In 1919 a wealthy Milanese family, the Broglio, purchased the property, demolished the extension, and decided to reconstruct the castle according to medieval examples elsewhere in the Valle and abroad. For the exterior they and their architect, Vittorio Mesturino, looked primarily to gothic examples and the overall neo-gothic style in Piedmont, Liguria, Lombardy, and France. For the interior the Broglio and their many excellent carpenters, masons, and other local artisans looked to nearby surviving castles from the late Middle Ages, particularly the fortresses of Issogne, Fenis, and Montalto. With extraordinary speed, they completed the castle and its gardens by 1926 and had the interior frescoed by the renowned Turinese painter Carlo Gaudina. However, a reversal of fortune forced the family to put the property up for sale, and after briefly being held by the Abbegg family, who were originally from Switzerland but were then living in Turin, it was acquired in 1929 by the daughters of the famous Italian violinist, composer, and teacher Rosario Scalero. They then presented it to him upon one of his visits back to the Valle during his tenure at Philadelphia's Curtis Institute of Music., and during subsequent sojourns at the castle and after his retirement in 1946, he hosted and taught many of his pupils there, including Samuel Barber, George Walker, Nino Rota, Gian Carlo Menotti, and perhaps his most famous American student, Leonard Bernstein.

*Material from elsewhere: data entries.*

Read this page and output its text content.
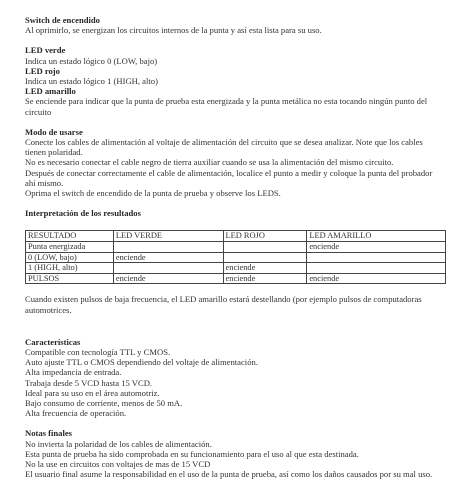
Switch de encendido
Al oprimirlo, se energizan los circuitos internos de la punta y así esta lista para su uso.
LED verde
Indica un estado lógico 0 (LOW, bajo)
LED rojo
Indica un estado lógico 1 (HIGH, alto)
LED amarillo
Se enciende para indicar que la punta de prueba esta energizada y la punta metálica no esta tocando ningún punto del
circuito
Modo de usarse
Conecte los cables de alimentación al voltaje de alimentación del circuito que se desea analizar. Note que los cables
tienen polaridad.
No es necesario conectar el cable negro de tierra auxiliar cuando se usa la alimentación del mismo circuito.
Después de conectar correctamente el cable de alimentación, localice el punto a medir y coloque la punta del probador
ahí mismo.
Oprima el switch de encendido de la punta de prueba y observe los LEDS.
Interpretación de los resultados
RESULTADO	LED VERDE	LED ROJO	LED AMARILLO
Punta energizada			enciende
0 (LOW, bajo)	enciende		
1 (HIGH, alto)		enciende	
PULSOS	enciende	enciende	enciende
Cuando existen pulsos de baja frecuencia, el LED amarillo estará destellando (por ejemplo pulsos de computadoras
automotrices.
Características
Compatible con tecnología TTL y CMOS.
Auto ajuste TTL o CMOS dependiendo del voltaje de alimentación.
Alta impedancia de entrada.
Trabaja desde 5 VCD hasta 15 VCD.
Ideal para su uso en el área automotriz.
Bajo consumo de corriente, menos de 50 mA.
Alta frecuencia de operación.
Notas finales
No invierta la polaridad de los cables de alimentación.
Esta punta de prueba ha sido comprobada en su funcionamiento para el uso al que esta destinada.
No la use en circuitos con voltajes de mas de 15 VCD
El usuario final asume la responsabilidad en el uso de la punta de prueba, así como los daños causados por su mal uso.
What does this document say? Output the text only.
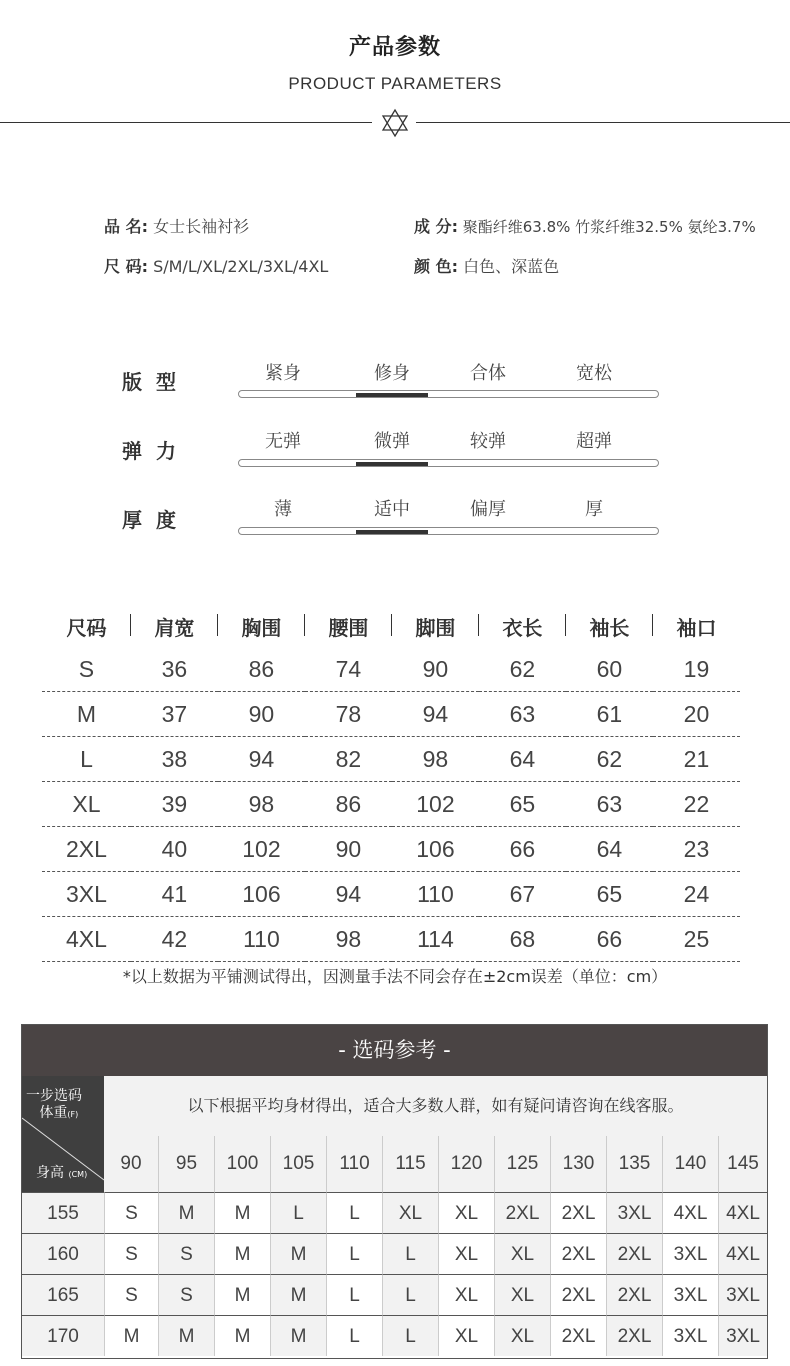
产品参数
PRODUCT PARAMETERS
品 名: 女士长袖衬衫
尺 码: S/M/L/XL/2XL/3XL/4XL
成 分: 聚酯纤维63.8% 竹浆纤维32.5% 氨纶3.7%
颜 色: 白色、深蓝色
版型	紧身	修身	合体	宽松
弹力	无弹	微弹	较弹	超弹
厚度	薄	适中	偏厚	厚
尺码	肩宽	胸围	腰围	脚围	衣长	袖长	袖口
S	36	86	74	90	62	60	19
M	37	90	78	94	63	61	20
L	38	94	82	98	64	62	21
XL	39	98	86	102	65	63	22
2XL	40	102	90	106	66	64	23
3XL	41	106	94	110	67	65	24
4XL	42	110	98	114	68	66	25
*以上数据为平铺测试得出，因测量手法不同会存在±2cm误差（单位：cm）
- 选码参考 -
一步选码
体重(F)
身高 (CM)
以下根据平均身材得出，适合大多数人群，如有疑问请咨询在线客服。
90	95	100	105	110	115	120	125	130	135	140	145
155	S	M	M	L	L	XL	XL	2XL	2XL	3XL	4XL 4XL
160	S	S	M	M	L	L	XL	XL	2XL	2XL	3XL 4XL
165	S	S	M	M	L	L	XL	XL	2XL	2XL	3XL 3XL
170	M	M	M	M	L	L	XL	XL	2XL	2XL	3XL 3XL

After Scalero's death in 1954, the castle was inherited by his three daughters, including the famous translator Alessandra Scalero, who is known for her versions of numerous works by Virginia Woolf and many other contemporaneous English and French authors, and the renowned journalist and translator Liliana Scalero, who is perhaps most remembered for her versions of numerous works by Goethe, Nietzsche, and other German authors.